Além do mais, começando com o Pentecoste e percorrendo todo o livro de Atos, vemos que toda vez que o Espírito era derramado sobre os novos convertidos, eles experimentavam do seu carisma. Não há nada que indique que esses fenômenos eram restritos a eles e à época. Tais manifestações parecem ser tanto difundidas quanto comuns na igreja do NT. Os cristãos em Roma (Rm 12), Corinto (1 Co 12-14), Samaria (At 8), Cesareia (At 10), Antioquia (At 13), Éfeso (At 19), Tessalônica (1 Ts 5) e Galácia (Gl 3) experimentaram dos dons de milagres e revelação. É difícil imaginar como os autores do NT poderiam ter falado mais claramente sobre como deveria ser o Cristianismo da Nova Aliança. Em outras palavras, o fardo de provar o contrário está com o cessacionista. Se certos dons de uma classe especial cessaram, a responsabilidade de prová-lo depende dele ou dela.
Evidência extensa
Gostaria de apontar também a extensa evidência neotestamentária dos chamados dons milagrosos entre cristãos que não são apóstolos. Ou seja, vários homens e mulheres que não eram apóstolos, jovens e anciãos, em toda a extensão do império romano exerciam de maneira consistente esses dons do Espírito (e Estevão e Felipe ministravam no poder de sinais e maravilhas). Aqueles que exerciam os dons miraculosos mas não eram apóstolos são (1) os 70 que foram comissionados em Lucas 10.9, 19-20; (2) pelo menos 108 pessoas dentre os 120 que estavam reunidos no salão superior no dia de Pentecostes, (3) Estevão (At 6,7); (4) Felipe (At 8); (5) Ananias (At 9); (6) membros da igreja de Antioquia (At 13); (7) convertidos anônimos em Éfeso (At 19.6); (8) mulheres em Cesareia (At 21.8,9); (9) os irmãos sem nome de Gálatas 3.5; (10) crentes em Roma (Rm 12.6-8); (11) crentes em Corinto (1 Co 12-14); e (12) cristãos em Tessalônica (1 Ts 5.19,20).

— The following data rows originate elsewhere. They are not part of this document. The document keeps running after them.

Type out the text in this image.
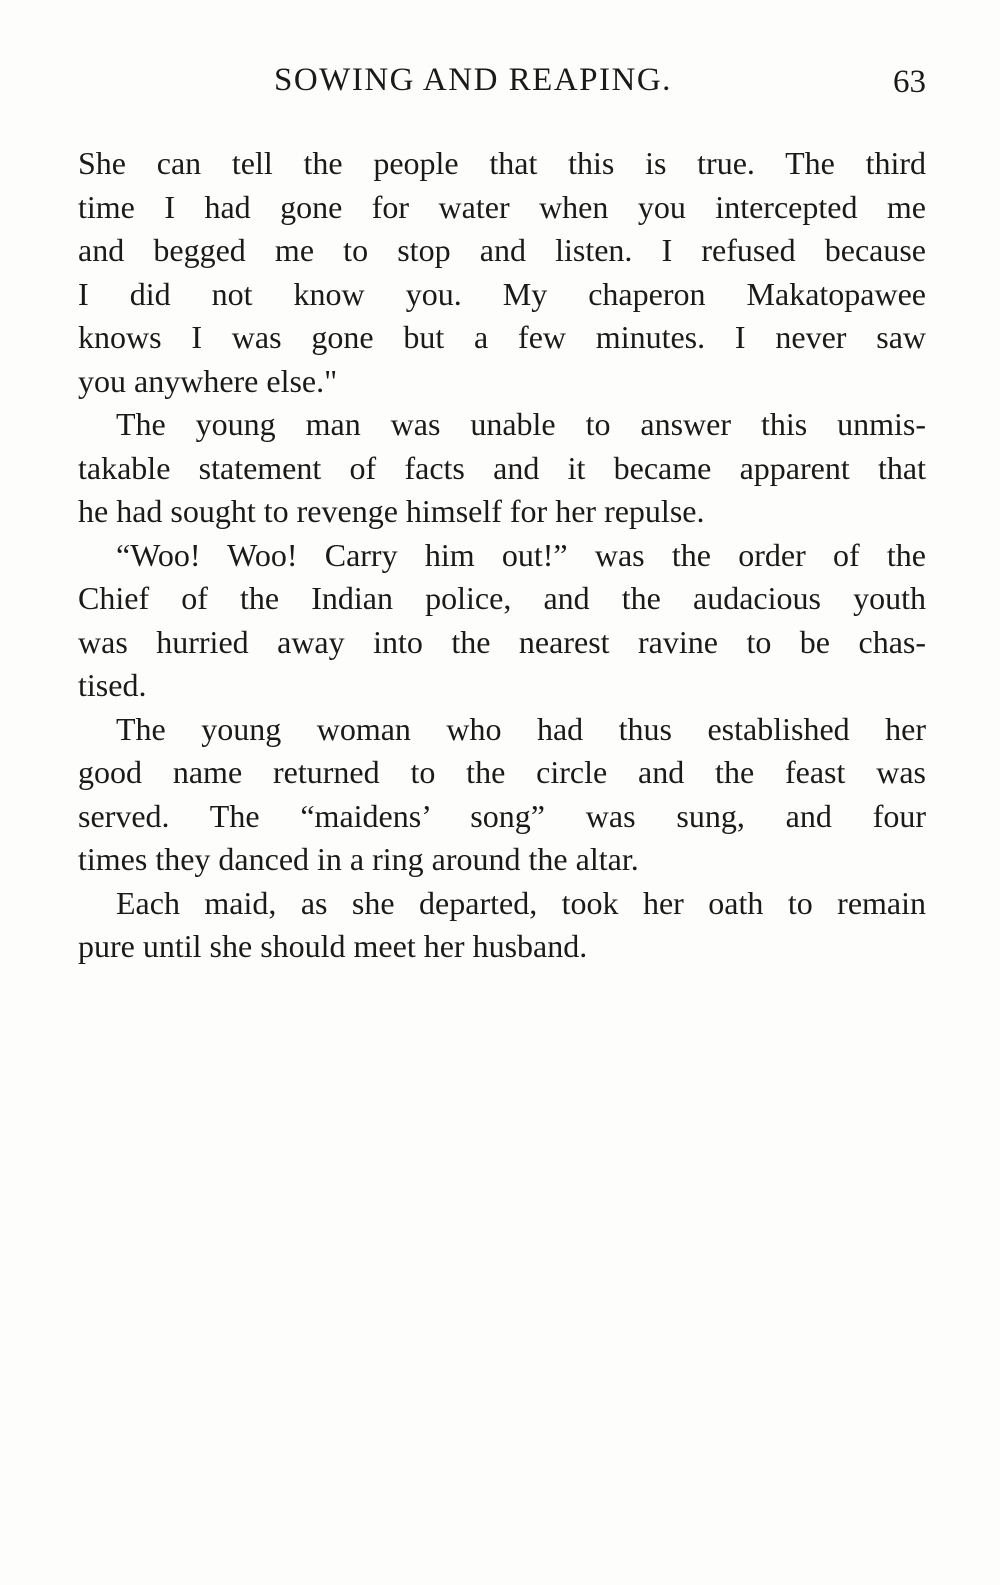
SOWING AND REAPING.	63
She can tell the people that this is true. The third
time I had gone for water when you intercepted me
and begged me to stop and listen. I refused because
I did not know you. My chaperon Makatopawee
knows I was gone but a few minutes. I never saw
you anywhere else."
The young man was unable to answer this unmis-
takable statement of facts and it became apparent that
he had sought to revenge himself for her repulse.
“Woo! Woo! Carry him out!” was the order of the
Chief of the Indian police, and the audacious youth
was hurried away into the nearest ravine to be chas-
tised.
The young woman who had thus established her
good name returned to the circle and the feast was
served. The “maidens’ song” was sung, and four
times they danced in a ring around the altar.
Each maid, as she departed, took her oath to remain
pure until she should meet her husband.
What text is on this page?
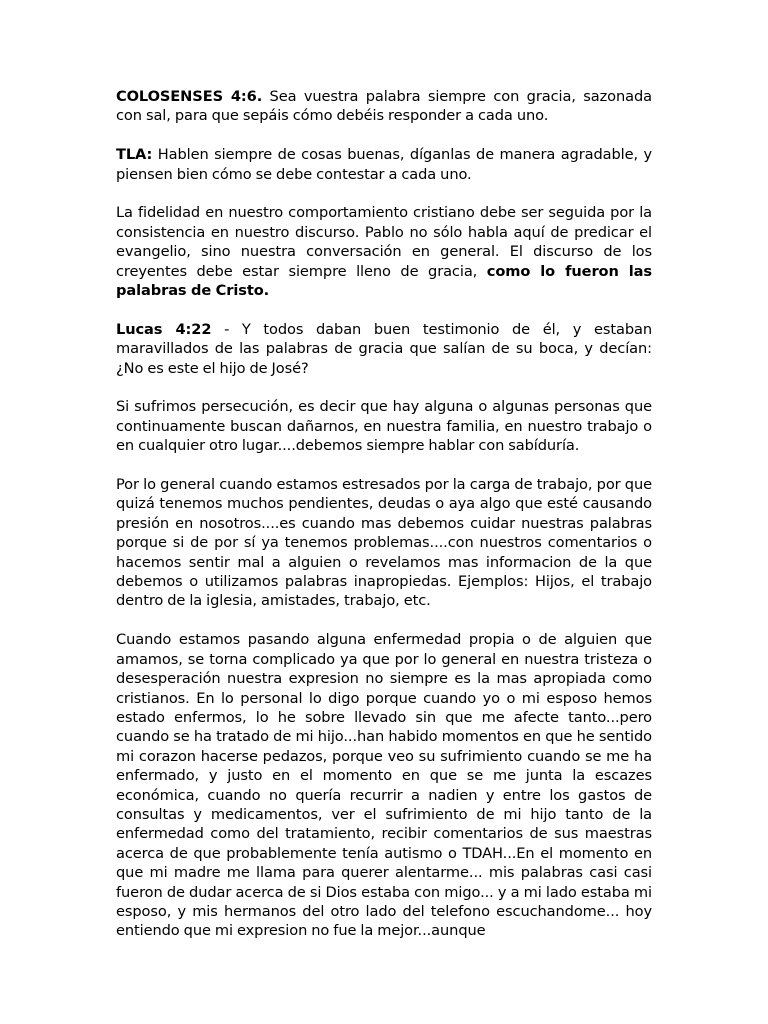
COLOSENSES 4:6. Sea vuestra palabra siempre con gracia, sazonada con sal, para que sepáis cómo debéis responder a cada uno.

TLA: Hablen siempre de cosas buenas, díganlas de manera agradable, y piensen bien cómo se debe contestar a cada uno.

La fidelidad en nuestro comportamiento cristiano debe ser seguida por la consistencia en nuestro discurso. Pablo no sólo habla aquí de predicar el evangelio, sino nuestra conversación en general. El discurso de los creyentes debe estar siempre lleno de gracia, como lo fueron las palabras de Cristo.

Lucas 4:22 - Y todos daban buen testimonio de él, y estaban maravillados de las palabras de gracia que salían de su boca, y decían: ¿No es este el hijo de José?

Si sufrimos persecución, es decir que hay alguna o algunas personas que continuamente buscan dañarnos, en nuestra familia, en nuestro trabajo o en cualquier otro lugar....debemos siempre hablar con sabíduría.

Por lo general cuando estamos estresados por la carga de trabajo, por que quizá tenemos muchos pendientes, deudas o aya algo que esté causando presión en nosotros....es cuando mas debemos cuidar nuestras palabras porque si de por sí ya tenemos problemas....con nuestros comentarios o hacemos sentir mal a alguien o revelamos mas informacion de la que debemos o utilizamos palabras inapropiedas. Ejemplos: Hijos, el trabajo dentro de la iglesia, amistades, trabajo, etc.

Cuando estamos pasando alguna enfermedad propia o de alguien que amamos, se torna complicado ya que por lo general en nuestra tristeza o desesperación nuestra expresion no siempre es la mas apropiada como cristianos. En lo personal lo digo porque cuando yo o mi esposo hemos estado enfermos, lo he sobre llevado sin que me afecte tanto...pero cuando se ha tratado de mi hijo...han habido momentos en que he sentido mi corazon hacerse pedazos, porque veo su sufrimiento cuando se me ha enfermado, y justo en el momento en que se me junta la escazes económica, cuando no quería recurrir a nadien y entre los gastos de consultas y medicamentos, ver el sufrimiento de mi hijo tanto de la enfermedad como del tratamiento, recibir comentarios de sus maestras acerca de que probablemente tenía autismo o TDAH...En el momento en que mi madre me llama para querer alentarme... mis palabras casi casi fueron de dudar acerca de si Dios estaba con migo... y a mi lado estaba mi esposo, y mis hermanos del otro lado del telefono escuchandome... hoy entiendo que mi expresion no fue la mejor...aunque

Também temos que dar espaço para o objetivo explícito e frequentemente repetido do propósito dos carismas: nomeadamente, a edificação do corpo de Cristo (1 Co 12.7; 14.3; 26). Nada do que leio no NT ou do que vejo na condição da igreja em qualquer era, passada ou presente, me leva a crer que progredimos além da necessidade pela edificação – e consequentemente além da necessidade pela contribuição dos carismas. Eu confesso livremente que os dons espirituais foram essenciais para o nascimento da igreja, mas por que eles seriam menos importantes ou necessários para o crescimento e amadurecimento contínuos?
Há também a continuidade fundamental ou o relacionamento espiritual orgânico entre a igreja de Atos e a igreja dos séculos subsequentes. Ninguém nega que houve uma era ou período no começo da igreja que chamemos de “apostólica”. Temos que reconhecer o significado da presença pessoal e física dos apóstolos e o seu papel único na formação da fundação da igreja nos primeiros séculos. Mas não há no NT qualquer coisa que sugira que certos dons espirituais eram exclusiva e unicamente ligados a eles ou que os dons se encerraram com a partida deles. A igreja universal ou corpo de Cristo que foi estabelecida por meio do ministério dos apóstolos é a mesma igreja universal e corpo de Cristo hoje. Estamos juntos com Paulo, Pedro, Silas, Lídia, Priscila e Lucas, membros do mesmo corpo de Cristo.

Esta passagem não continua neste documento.